Forward Modelling of Electrical Resistivity and Induced Polarization Using the Spectral-Infinite-Element Method

Accurate and efficient modelling of subsurface electrical properties is critical for a wide range of applications, including mineral exploration, environmental studies and hydrogeological investigations. Traditional numerical approaches often use low-order discretization and impose artificial boundary conditions to approximate the unbounded spatial domain. These approximations can lead to inaccuracies and computational inefficiency, particularly in geologically complex environments. In this study, we present a spectral-infinite-element method (SIEM) for forward modelling of electrical resistivity and induced polarization. The approach couples high-order spectral elements within the finite domain with a single outer layer of mapped infinite elements, enabling precise representation of far-field boundary conditions.
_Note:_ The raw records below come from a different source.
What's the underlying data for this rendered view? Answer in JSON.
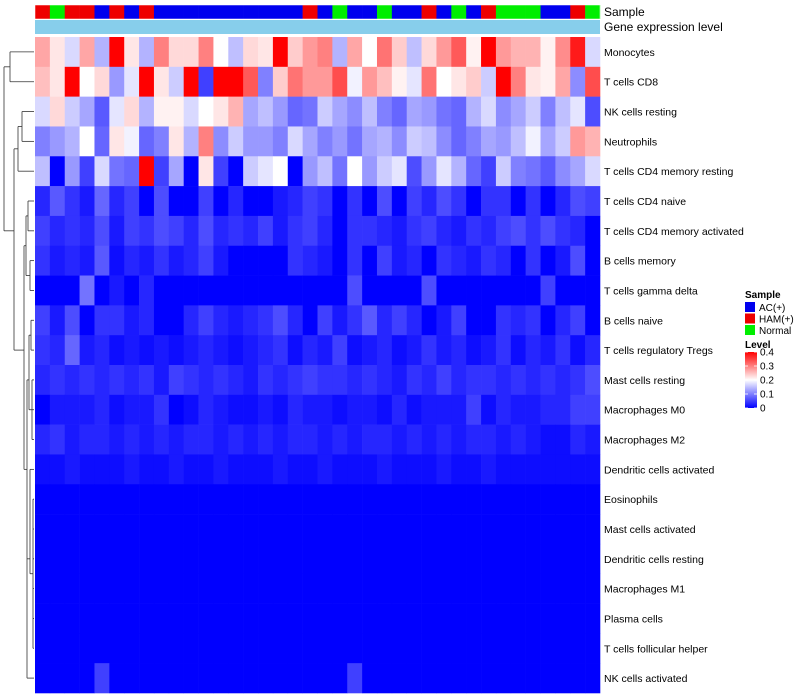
{
  "chart_data": {
    "type": "heatmap",
    "title": "",
    "annotation_rows": [
      {
        "label": "Sample",
        "values": [
          "HAM(+)",
          "Normal",
          "HAM(+)",
          "HAM(+)",
          "AC(+)",
          "HAM(+)",
          "AC(+)",
          "HAM(+)",
          "AC(+)",
          "AC(+)",
          "AC(+)",
          "AC(+)",
          "AC(+)",
          "AC(+)",
          "AC(+)",
          "AC(+)",
          "AC(+)",
          "AC(+)",
          "HAM(+)",
          "AC(+)",
          "Normal",
          "AC(+)",
          "AC(+)",
          "Normal",
          "AC(+)",
          "AC(+)",
          "HAM(+)",
          "AC(+)",
          "Normal",
          "AC(+)",
          "HAM(+)",
          "Normal",
          "Normal",
          "Normal",
          "AC(+)",
          "AC(+)",
          "HAM(+)",
          "Normal"
        ]
      },
      {
        "label": "Gene expression level",
        "values": "constant"
      }
    ],
    "rows": [
      {
        "label": "Monocytes",
        "values": [
          0.27,
          0.22,
          0.17,
          0.27,
          0.14,
          0.4,
          0.22,
          0.14,
          0.3,
          0.23,
          0.23,
          0.3,
          0.2,
          0.15,
          0.23,
          0.22,
          0.4,
          0.24,
          0.28,
          0.3,
          0.14,
          0.27,
          0.2,
          0.31,
          0.24,
          0.15,
          0.23,
          0.28,
          0.33,
          0.21,
          0.4,
          0.28,
          0.26,
          0.26,
          0.21,
          0.29,
          0.38,
          0.17
        ]
      },
      {
        "label": "T cells CD8",
        "values": [
          0.25,
          0.22,
          0.4,
          0.2,
          0.23,
          0.12,
          0.18,
          0.4,
          0.22,
          0.16,
          0.4,
          0.05,
          0.4,
          0.4,
          0.33,
          0.1,
          0.24,
          0.31,
          0.28,
          0.28,
          0.34,
          0.19,
          0.28,
          0.25,
          0.21,
          0.18,
          0.31,
          0.2,
          0.22,
          0.24,
          0.16,
          0.4,
          0.3,
          0.22,
          0.21,
          0.27,
          0.11,
          0.34
        ]
      },
      {
        "label": "NK cells resting",
        "values": [
          0.17,
          0.23,
          0.16,
          0.13,
          0.07,
          0.18,
          0.23,
          0.14,
          0.21,
          0.21,
          0.17,
          0.2,
          0.22,
          0.26,
          0.13,
          0.15,
          0.12,
          0.08,
          0.09,
          0.16,
          0.13,
          0.11,
          0.15,
          0.1,
          0.08,
          0.13,
          0.12,
          0.09,
          0.08,
          0.14,
          0.17,
          0.11,
          0.13,
          0.16,
          0.1,
          0.15,
          0.18,
          0.06
        ]
      },
      {
        "label": "Neutrophils",
        "values": [
          0.1,
          0.12,
          0.14,
          0.2,
          0.08,
          0.22,
          0.19,
          0.08,
          0.1,
          0.22,
          0.14,
          0.3,
          0.11,
          0.16,
          0.12,
          0.12,
          0.1,
          0.17,
          0.13,
          0.1,
          0.12,
          0.09,
          0.13,
          0.14,
          0.11,
          0.16,
          0.15,
          0.11,
          0.08,
          0.1,
          0.13,
          0.12,
          0.15,
          0.19,
          0.13,
          0.16,
          0.28,
          0.26
        ]
      },
      {
        "label": "T cells CD4 memory resting",
        "values": [
          0.15,
          0.0,
          0.12,
          0.05,
          0.17,
          0.09,
          0.08,
          0.4,
          0.05,
          0.13,
          0.0,
          0.22,
          0.05,
          0.0,
          0.16,
          0.18,
          0.2,
          0.0,
          0.12,
          0.15,
          0.09,
          0.2,
          0.12,
          0.16,
          0.18,
          0.06,
          0.12,
          0.18,
          0.14,
          0.08,
          0.05,
          0.16,
          0.1,
          0.09,
          0.07,
          0.11,
          0.13,
          0.17
        ]
      },
      {
        "label": "T cells CD4 naive",
        "values": [
          0.03,
          0.07,
          0.04,
          0.02,
          0.08,
          0.03,
          0.05,
          0.0,
          0.06,
          0.0,
          0.0,
          0.05,
          0.0,
          0.03,
          0.0,
          0.0,
          0.02,
          0.03,
          0.05,
          0.04,
          0.0,
          0.04,
          0.0,
          0.06,
          0.0,
          0.05,
          0.03,
          0.06,
          0.04,
          0.0,
          0.04,
          0.04,
          0.0,
          0.04,
          0.0,
          0.03,
          0.06,
          0.05
        ]
      },
      {
        "label": "T cells CD4 memory activated",
        "values": [
          0.05,
          0.03,
          0.04,
          0.03,
          0.06,
          0.02,
          0.05,
          0.04,
          0.06,
          0.05,
          0.03,
          0.06,
          0.03,
          0.04,
          0.03,
          0.05,
          0.02,
          0.04,
          0.05,
          0.03,
          0.0,
          0.04,
          0.04,
          0.03,
          0.02,
          0.04,
          0.05,
          0.03,
          0.02,
          0.04,
          0.03,
          0.05,
          0.06,
          0.04,
          0.06,
          0.04,
          0.03,
          0.0
        ]
      },
      {
        "label": "B cells memory",
        "values": [
          0.04,
          0.02,
          0.03,
          0.02,
          0.07,
          0.01,
          0.03,
          0.02,
          0.04,
          0.02,
          0.03,
          0.05,
          0.02,
          0.0,
          0.0,
          0.0,
          0.0,
          0.04,
          0.03,
          0.02,
          0.0,
          0.04,
          0.0,
          0.05,
          0.02,
          0.03,
          0.0,
          0.04,
          0.03,
          0.02,
          0.04,
          0.03,
          0.0,
          0.04,
          0.0,
          0.02,
          0.06,
          0.0
        ]
      },
      {
        "label": "T cells gamma delta",
        "values": [
          0.0,
          0.0,
          0.0,
          0.09,
          0.0,
          0.02,
          0.0,
          0.03,
          0.0,
          0.0,
          0.0,
          0.0,
          0.0,
          0.0,
          0.0,
          0.0,
          0.0,
          0.0,
          0.0,
          0.0,
          0.0,
          0.06,
          0.0,
          0.0,
          0.0,
          0.0,
          0.06,
          0.0,
          0.0,
          0.0,
          0.0,
          0.0,
          0.0,
          0.0,
          0.05,
          0.0,
          0.0,
          0.0
        ]
      },
      {
        "label": "B cells naive",
        "values": [
          0.05,
          0.02,
          0.06,
          0.0,
          0.04,
          0.04,
          0.02,
          0.03,
          0.0,
          0.0,
          0.03,
          0.05,
          0.03,
          0.02,
          0.03,
          0.04,
          0.06,
          0.03,
          0.0,
          0.05,
          0.02,
          0.04,
          0.07,
          0.03,
          0.05,
          0.03,
          0.0,
          0.02,
          0.05,
          0.0,
          0.0,
          0.04,
          0.03,
          0.04,
          0.0,
          0.03,
          0.05,
          0.0
        ]
      },
      {
        "label": "T cells regulatory  Tregs",
        "values": [
          0.04,
          0.03,
          0.08,
          0.02,
          0.03,
          0.01,
          0.02,
          0.01,
          0.02,
          0.01,
          0.02,
          0.03,
          0.02,
          0.01,
          0.02,
          0.03,
          0.04,
          0.01,
          0.03,
          0.02,
          0.05,
          0.01,
          0.02,
          0.03,
          0.01,
          0.02,
          0.04,
          0.02,
          0.03,
          0.01,
          0.02,
          0.04,
          0.01,
          0.03,
          0.02,
          0.04,
          0.01,
          0.03
        ]
      },
      {
        "label": "Mast cells resting",
        "values": [
          0.03,
          0.04,
          0.03,
          0.04,
          0.03,
          0.04,
          0.03,
          0.04,
          0.02,
          0.05,
          0.04,
          0.03,
          0.04,
          0.03,
          0.02,
          0.04,
          0.03,
          0.04,
          0.05,
          0.04,
          0.04,
          0.03,
          0.04,
          0.03,
          0.02,
          0.04,
          0.03,
          0.05,
          0.03,
          0.04,
          0.04,
          0.03,
          0.04,
          0.03,
          0.04,
          0.03,
          0.04,
          0.06
        ]
      },
      {
        "label": "Macrophages M0",
        "values": [
          0.0,
          0.02,
          0.02,
          0.02,
          0.03,
          0.01,
          0.02,
          0.02,
          0.04,
          0.0,
          0.01,
          0.03,
          0.02,
          0.01,
          0.01,
          0.02,
          0.01,
          0.03,
          0.02,
          0.02,
          0.01,
          0.02,
          0.02,
          0.01,
          0.03,
          0.01,
          0.02,
          0.02,
          0.02,
          0.05,
          0.01,
          0.03,
          0.02,
          0.02,
          0.03,
          0.03,
          0.05,
          0.05
        ]
      },
      {
        "label": "Macrophages M2",
        "values": [
          0.03,
          0.04,
          0.02,
          0.03,
          0.03,
          0.02,
          0.03,
          0.02,
          0.03,
          0.02,
          0.03,
          0.03,
          0.02,
          0.03,
          0.02,
          0.03,
          0.02,
          0.03,
          0.03,
          0.02,
          0.03,
          0.02,
          0.03,
          0.03,
          0.02,
          0.03,
          0.02,
          0.03,
          0.02,
          0.03,
          0.03,
          0.02,
          0.03,
          0.02,
          0.01,
          0.01,
          0.03,
          0.02
        ]
      },
      {
        "label": "Dendritic cells activated",
        "values": [
          0.01,
          0.01,
          0.02,
          0.01,
          0.01,
          0.01,
          0.02,
          0.01,
          0.01,
          0.02,
          0.01,
          0.01,
          0.02,
          0.01,
          0.01,
          0.01,
          0.02,
          0.01,
          0.01,
          0.02,
          0.01,
          0.01,
          0.01,
          0.02,
          0.01,
          0.01,
          0.01,
          0.02,
          0.01,
          0.01,
          0.02,
          0.01,
          0.01,
          0.01,
          0.01,
          0.01,
          0.01,
          0.01
        ]
      },
      {
        "label": "Eosinophils",
        "values": [
          0,
          0,
          0,
          0,
          0,
          0,
          0,
          0,
          0,
          0,
          0,
          0,
          0,
          0,
          0,
          0,
          0,
          0,
          0,
          0,
          0,
          0,
          0,
          0,
          0,
          0,
          0,
          0,
          0,
          0,
          0,
          0,
          0,
          0,
          0,
          0,
          0,
          0
        ]
      },
      {
        "label": "Mast cells activated",
        "values": [
          0,
          0,
          0,
          0,
          0,
          0,
          0,
          0,
          0,
          0,
          0,
          0,
          0,
          0,
          0,
          0,
          0,
          0,
          0,
          0,
          0,
          0,
          0,
          0,
          0,
          0,
          0,
          0,
          0,
          0,
          0,
          0,
          0,
          0,
          0,
          0,
          0,
          0
        ]
      },
      {
        "label": "Dendritic cells resting",
        "values": [
          0,
          0,
          0,
          0,
          0,
          0,
          0,
          0,
          0,
          0,
          0,
          0,
          0,
          0,
          0,
          0,
          0,
          0,
          0,
          0,
          0,
          0,
          0,
          0,
          0,
          0,
          0,
          0,
          0,
          0,
          0,
          0,
          0,
          0,
          0,
          0,
          0,
          0
        ]
      },
      {
        "label": "Macrophages M1",
        "values": [
          0,
          0,
          0,
          0,
          0,
          0,
          0,
          0,
          0,
          0,
          0,
          0,
          0,
          0,
          0,
          0,
          0,
          0,
          0,
          0,
          0,
          0,
          0,
          0,
          0,
          0,
          0,
          0,
          0,
          0,
          0,
          0,
          0,
          0,
          0,
          0,
          0,
          0
        ]
      },
      {
        "label": "Plasma cells",
        "values": [
          0,
          0,
          0,
          0,
          0,
          0,
          0,
          0,
          0,
          0,
          0,
          0,
          0,
          0,
          0,
          0,
          0,
          0,
          0,
          0,
          0,
          0,
          0,
          0,
          0,
          0,
          0,
          0,
          0,
          0,
          0,
          0,
          0,
          0,
          0,
          0,
          0,
          0
        ]
      },
      {
        "label": "T cells follicular helper",
        "values": [
          0,
          0,
          0,
          0,
          0,
          0,
          0,
          0,
          0,
          0,
          0,
          0,
          0,
          0,
          0,
          0,
          0,
          0,
          0,
          0,
          0,
          0,
          0,
          0,
          0,
          0,
          0,
          0,
          0,
          0,
          0,
          0,
          0,
          0,
          0,
          0,
          0,
          0
        ]
      },
      {
        "label": "NK cells activated",
        "values": [
          0,
          0,
          0,
          0,
          0.05,
          0,
          0,
          0,
          0,
          0,
          0,
          0,
          0,
          0,
          0,
          0,
          0,
          0,
          0,
          0,
          0,
          0.05,
          0,
          0,
          0,
          0,
          0,
          0,
          0,
          0,
          0,
          0,
          0,
          0,
          0,
          0,
          0,
          0
        ]
      }
    ],
    "legend_sample": {
      "title": "Sample",
      "entries": [
        {
          "label": "AC(+)",
          "color": "#0000ee"
        },
        {
          "label": "HAM(+)",
          "color": "#ee0000"
        },
        {
          "label": "Normal",
          "color": "#00ee00"
        }
      ]
    },
    "legend_level": {
      "title": "Level",
      "ticks": [
        "0.4",
        "0.3",
        "0.2",
        "0.1",
        "0"
      ],
      "range": [
        0,
        0.4
      ]
    },
    "colors": {
      "low": "#0000ff",
      "mid": "#ffffff",
      "high": "#ff0000",
      "gene_bar": "#87ceeb"
    }
  }
}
To achieve optimal numerical performance, we employ two distinct quadrature schemes: Gauss–Legendre–Lobatto quadrature for the spectral elements and Gauss–Radau quadrature for the infinite elements. We first verify the accuracy of our method by comparing the computed electric potential from a buried charged block with direct numerical integration. We conducted a convergence study by refining the mesh and increasing the order of the interpolation polynomials. To further evaluate the robustness of SIEM, we benchmark its results for a layered earth model against an analytical solution and an open-source Python-based geophysical modelling library, SimPEG. The comparisons demonstrate the accuracy, convergence and efficiency of SIEM. Finally, we apply SIEM to a complex heterogeneous conductivity model incorporating topography, generating apparent resistivity and chargeability pseudo-sections to illustrate its practical applicability under realistic survey conditions.